Regulators will face challenges. And assembly lines for nanomedicines will require that chemists, biologists, physicists and engineers, as well as clinicians, work together. But Dawson is optimistic: "If it works, people will find a way." Insulin pill? Not yet, but gut could be key Insulin injections are an inconvenience. Why not pop an insulin pill?
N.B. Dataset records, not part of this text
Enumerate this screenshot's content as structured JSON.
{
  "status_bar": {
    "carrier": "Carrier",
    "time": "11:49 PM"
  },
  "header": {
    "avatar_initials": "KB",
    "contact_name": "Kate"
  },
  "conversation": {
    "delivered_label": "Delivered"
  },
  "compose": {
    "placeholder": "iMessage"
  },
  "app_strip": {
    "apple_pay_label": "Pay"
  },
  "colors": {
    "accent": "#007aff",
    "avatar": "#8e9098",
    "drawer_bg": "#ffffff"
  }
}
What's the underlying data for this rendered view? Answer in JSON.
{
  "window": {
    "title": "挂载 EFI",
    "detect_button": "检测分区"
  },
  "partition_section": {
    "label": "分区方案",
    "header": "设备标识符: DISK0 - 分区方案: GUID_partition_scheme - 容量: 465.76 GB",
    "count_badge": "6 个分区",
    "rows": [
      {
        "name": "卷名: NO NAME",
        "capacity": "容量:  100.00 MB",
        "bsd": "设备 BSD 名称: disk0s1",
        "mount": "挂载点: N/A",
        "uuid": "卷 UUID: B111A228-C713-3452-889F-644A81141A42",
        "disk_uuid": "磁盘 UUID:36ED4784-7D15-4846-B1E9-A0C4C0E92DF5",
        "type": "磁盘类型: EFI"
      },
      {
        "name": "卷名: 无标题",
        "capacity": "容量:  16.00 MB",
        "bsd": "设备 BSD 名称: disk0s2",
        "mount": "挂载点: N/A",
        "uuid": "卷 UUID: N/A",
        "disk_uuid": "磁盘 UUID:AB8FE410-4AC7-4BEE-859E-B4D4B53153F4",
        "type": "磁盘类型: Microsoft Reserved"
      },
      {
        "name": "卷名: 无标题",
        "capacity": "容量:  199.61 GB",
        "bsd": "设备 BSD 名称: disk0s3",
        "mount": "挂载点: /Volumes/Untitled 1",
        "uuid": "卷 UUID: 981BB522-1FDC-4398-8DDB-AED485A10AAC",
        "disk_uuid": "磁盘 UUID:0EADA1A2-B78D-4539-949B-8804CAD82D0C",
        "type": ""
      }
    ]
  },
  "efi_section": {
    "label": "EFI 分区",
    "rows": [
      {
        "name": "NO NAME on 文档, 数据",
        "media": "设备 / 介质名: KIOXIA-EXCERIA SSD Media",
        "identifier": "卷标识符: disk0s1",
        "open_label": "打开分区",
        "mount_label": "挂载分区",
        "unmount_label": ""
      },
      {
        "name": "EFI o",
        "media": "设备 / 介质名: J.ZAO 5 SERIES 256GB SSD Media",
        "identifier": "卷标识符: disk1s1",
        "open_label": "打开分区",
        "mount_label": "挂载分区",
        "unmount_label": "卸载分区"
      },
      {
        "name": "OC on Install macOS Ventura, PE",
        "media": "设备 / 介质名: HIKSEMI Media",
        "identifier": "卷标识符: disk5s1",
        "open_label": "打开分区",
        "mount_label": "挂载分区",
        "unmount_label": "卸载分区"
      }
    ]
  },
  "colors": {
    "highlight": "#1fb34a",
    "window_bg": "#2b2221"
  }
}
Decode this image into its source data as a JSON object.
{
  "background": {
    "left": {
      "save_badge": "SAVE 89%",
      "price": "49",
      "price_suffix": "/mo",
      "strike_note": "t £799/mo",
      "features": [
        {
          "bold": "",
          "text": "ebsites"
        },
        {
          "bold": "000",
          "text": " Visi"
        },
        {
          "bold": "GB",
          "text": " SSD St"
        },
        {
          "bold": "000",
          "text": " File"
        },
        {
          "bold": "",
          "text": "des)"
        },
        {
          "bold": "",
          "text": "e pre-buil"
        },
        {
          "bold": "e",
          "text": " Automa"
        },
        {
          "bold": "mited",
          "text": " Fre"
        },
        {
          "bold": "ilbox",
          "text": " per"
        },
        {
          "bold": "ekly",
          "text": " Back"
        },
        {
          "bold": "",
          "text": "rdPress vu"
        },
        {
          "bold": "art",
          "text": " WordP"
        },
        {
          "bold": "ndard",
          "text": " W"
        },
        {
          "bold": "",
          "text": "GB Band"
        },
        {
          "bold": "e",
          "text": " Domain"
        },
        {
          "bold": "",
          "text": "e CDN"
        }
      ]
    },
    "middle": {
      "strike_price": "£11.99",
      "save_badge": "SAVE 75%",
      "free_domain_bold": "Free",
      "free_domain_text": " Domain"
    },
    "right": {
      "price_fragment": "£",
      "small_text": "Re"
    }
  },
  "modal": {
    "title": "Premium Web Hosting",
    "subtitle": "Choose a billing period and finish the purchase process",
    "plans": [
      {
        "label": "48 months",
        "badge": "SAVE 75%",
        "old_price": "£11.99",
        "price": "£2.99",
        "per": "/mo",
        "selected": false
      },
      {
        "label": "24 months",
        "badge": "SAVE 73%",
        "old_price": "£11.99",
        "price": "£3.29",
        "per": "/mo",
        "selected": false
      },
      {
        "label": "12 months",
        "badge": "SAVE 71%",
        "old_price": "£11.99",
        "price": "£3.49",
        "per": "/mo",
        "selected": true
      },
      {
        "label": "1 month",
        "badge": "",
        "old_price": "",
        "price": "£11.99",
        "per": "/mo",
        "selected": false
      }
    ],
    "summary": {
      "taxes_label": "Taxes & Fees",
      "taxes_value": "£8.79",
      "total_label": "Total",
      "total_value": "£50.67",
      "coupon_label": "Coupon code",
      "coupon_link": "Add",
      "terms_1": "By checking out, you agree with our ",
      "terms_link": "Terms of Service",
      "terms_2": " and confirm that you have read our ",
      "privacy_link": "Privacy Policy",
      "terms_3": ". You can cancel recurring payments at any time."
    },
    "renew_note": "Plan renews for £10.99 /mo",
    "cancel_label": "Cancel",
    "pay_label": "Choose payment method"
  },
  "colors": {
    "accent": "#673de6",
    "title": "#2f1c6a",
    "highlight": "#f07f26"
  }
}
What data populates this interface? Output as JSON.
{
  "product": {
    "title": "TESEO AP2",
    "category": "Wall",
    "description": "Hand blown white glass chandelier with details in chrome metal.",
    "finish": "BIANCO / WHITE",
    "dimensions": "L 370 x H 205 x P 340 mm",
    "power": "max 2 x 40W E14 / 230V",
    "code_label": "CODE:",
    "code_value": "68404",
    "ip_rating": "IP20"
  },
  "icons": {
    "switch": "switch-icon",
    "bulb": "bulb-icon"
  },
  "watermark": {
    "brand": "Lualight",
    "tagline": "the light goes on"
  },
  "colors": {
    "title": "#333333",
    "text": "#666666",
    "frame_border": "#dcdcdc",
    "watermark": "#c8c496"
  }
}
“Insulin isn’t able to cross the gut very well and it gets broken down by stomach acid and intestinal enzymes,” explains Prof David Brayden at UCD, whose lab is working to make oral insulin possible. He and his Irish Research Council-funded student Joanna Heade are working with AnaBio Techologies Ltd to encapsulate insulin in a food material, including whey protein found in foodstuffs like milk.
“The idea is that microparticles made from food-derived materials can protect insulin, and can promote its uptake if we can incorporate other suitable ingredients.”
This would be more than convenient. If insulin crosses via the intestine, it will hit the liver much more readily. “When diabetics inject themselves every day, insulin can build up in peripheral organs and that leads to weight gain and so on. Getting insulin directly to the liver through the gut is a big advantage,” Prof Brayden explains.
Prof Brayden's lab is part of a big picture, a large European-funded project testing up to 50 different nanoparticles to see which is best at delivering insulin and other similar peptides. The French pharma company Sanofi is a major player in the project.
In a project funded by the Department of Agriculture, Prof Brayden has wrapped up small tripeptides found in milk and muscle into a nanoparticle and shown that the peptides cross the gut of rat and can lower their blood pressure.
“Because we are using food grade materials as the delivery system, it should be easier to get such materials into a human trial than for chemicals that have not been approved for human use,” he adds.